The technology has already drawn interest not only from startups, but from health companies and mainstream technology firms, which are increasingly targeting the sector.

The system uses frequencies under 1Mhz, and transmits the signal through the epidermal layers of the skin, which are picked up by on-body receivers, which could include devices such as health-tracking bands, watches, or other wearables. 

Ultimately, the researchers envisage EQS-HBC gathering data from any number of sensors within the body, from head to feet, and feeding that back to healthcare systems, either within a band itself or in the cloud. While the most imminent use of such technology could be for simply monitoring biomarkers or adjusting implantable devices, it could ultimately be used for preventative medicine and population health, scanning data from the sensors for anomalies that could be suggestive of the first signs of disease that may yet be undetectable to the wearer.

"We are living in the age of AI, where AI is bringing benefits through data. For the application of AI in healthcare, it needs a continuous stream of data from many, many sensors around our body. Once this data is gathered in a hub, like a watch, or in the cloud, with not only my data, but my data compared with an anonymised pool of other people's data, that really brings the power of analysis and hence we can prevent [disease] before it becomes noticeable to us. When we go to the doctor, sometimes it's too late," Sen says. 

SEE: Cybersecurity in an IoT and mobile world (ZDNet special report) | Download the report as a PDF (TechRepublic)

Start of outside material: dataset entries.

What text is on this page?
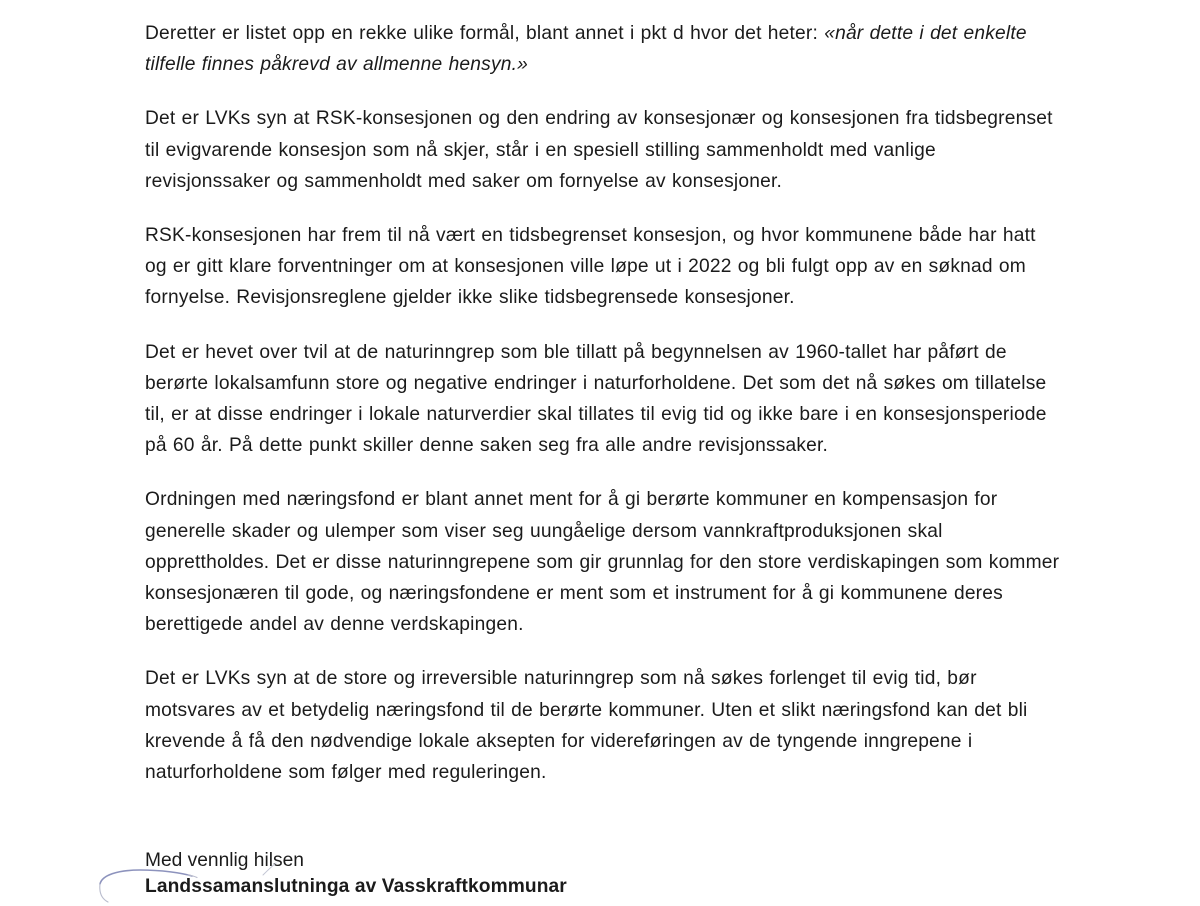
Deretter er listet opp en rekke ulike formål, blant annet i pkt d hvor det heter: «når dette i det enkelte tilfelle finnes påkrevd av allmenne hensyn.»

Det er LVKs syn at RSK-konsesjonen og den endring av konsesjonær og konsesjonen fra tidsbegrenset til evigvarende konsesjon som nå skjer, står i en spesiell stilling sammenholdt med vanlige revisjonssaker og sammenholdt med saker om fornyelse av konsesjoner.

RSK-konsesjonen har frem til nå vært en tidsbegrenset konsesjon, og hvor kommunene både har hatt og er gitt klare forventninger om at konsesjonen ville løpe ut i 2022 og bli fulgt opp av en søknad om fornyelse. Revisjonsreglene gjelder ikke slike tidsbegrensede konsesjoner.

Det er hevet over tvil at de naturinngrep som ble tillatt på begynnelsen av 1960-tallet har påført de berørte lokalsamfunn store og negative endringer i naturforholdene. Det som det nå søkes om tillatelse til, er at disse endringer i lokale naturverdier skal tillates til evig tid og ikke bare i en konsesjonsperiode på 60 år. På dette punkt skiller denne saken seg fra alle andre revisjonssaker.

Ordningen med næringsfond er blant annet ment for å gi berørte kommuner en kompensasjon for generelle skader og ulemper som viser seg uungåelige dersom vannkraftproduksjonen skal opprettholdes. Det er disse naturinngrepene som gir grunnlag for den store verdiskapingen som kommer konsesjonæren til gode, og næringsfondene er ment som et instrument for å gi kommunene deres berettigede andel av denne verdskapingen.

Det er LVKs syn at de store og irreversible naturinngrep som nå søkes forlenget til evig tid, bør motsvares av et betydelig næringsfond til de berørte kommuner. Uten et slikt næringsfond kan det bli krevende å få den nødvendige lokale aksepten for videreføringen av de tyngende inngrepene i naturforholdene som følger med reguleringen.

Med vennlig hilsen
Landssamanslutninga av Vasskraftkommunar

The researchers already have already created the first generation of the dust-sized integrated circuit based on EQS-HBC, and are working on the second, although it's likely to be several years before a system using the technology becomes commercially available, by which time the researchers are hoping there will be even more devices and use cases that will require human body communication networks, including being able to transmit data between two people with just a handshake, or using biological data as a form of password-free identification. 

Neuroscience too could prove fertile ground for in-body networking: the researchers suggest that it could be used for closed-loop neurostimulation (where electrical signals are used to stimulate nerves in conditions such as epilepsy and movement disorders), and even for human-brain interfaces. 

"When we communicate between two devices without a physical medium in between, say a phone and cell tower, we have used electromagnetic frequencies for 100, 150 years now. When you have two devices around the body, we have the medium -- the body itself. Trying to use radio-frequency signals when you have a medium is not the correct thing to do -- it would be much better to use the medium. There will be that philosophical change and I see this field catching up as we have more devices around the body," Sen says.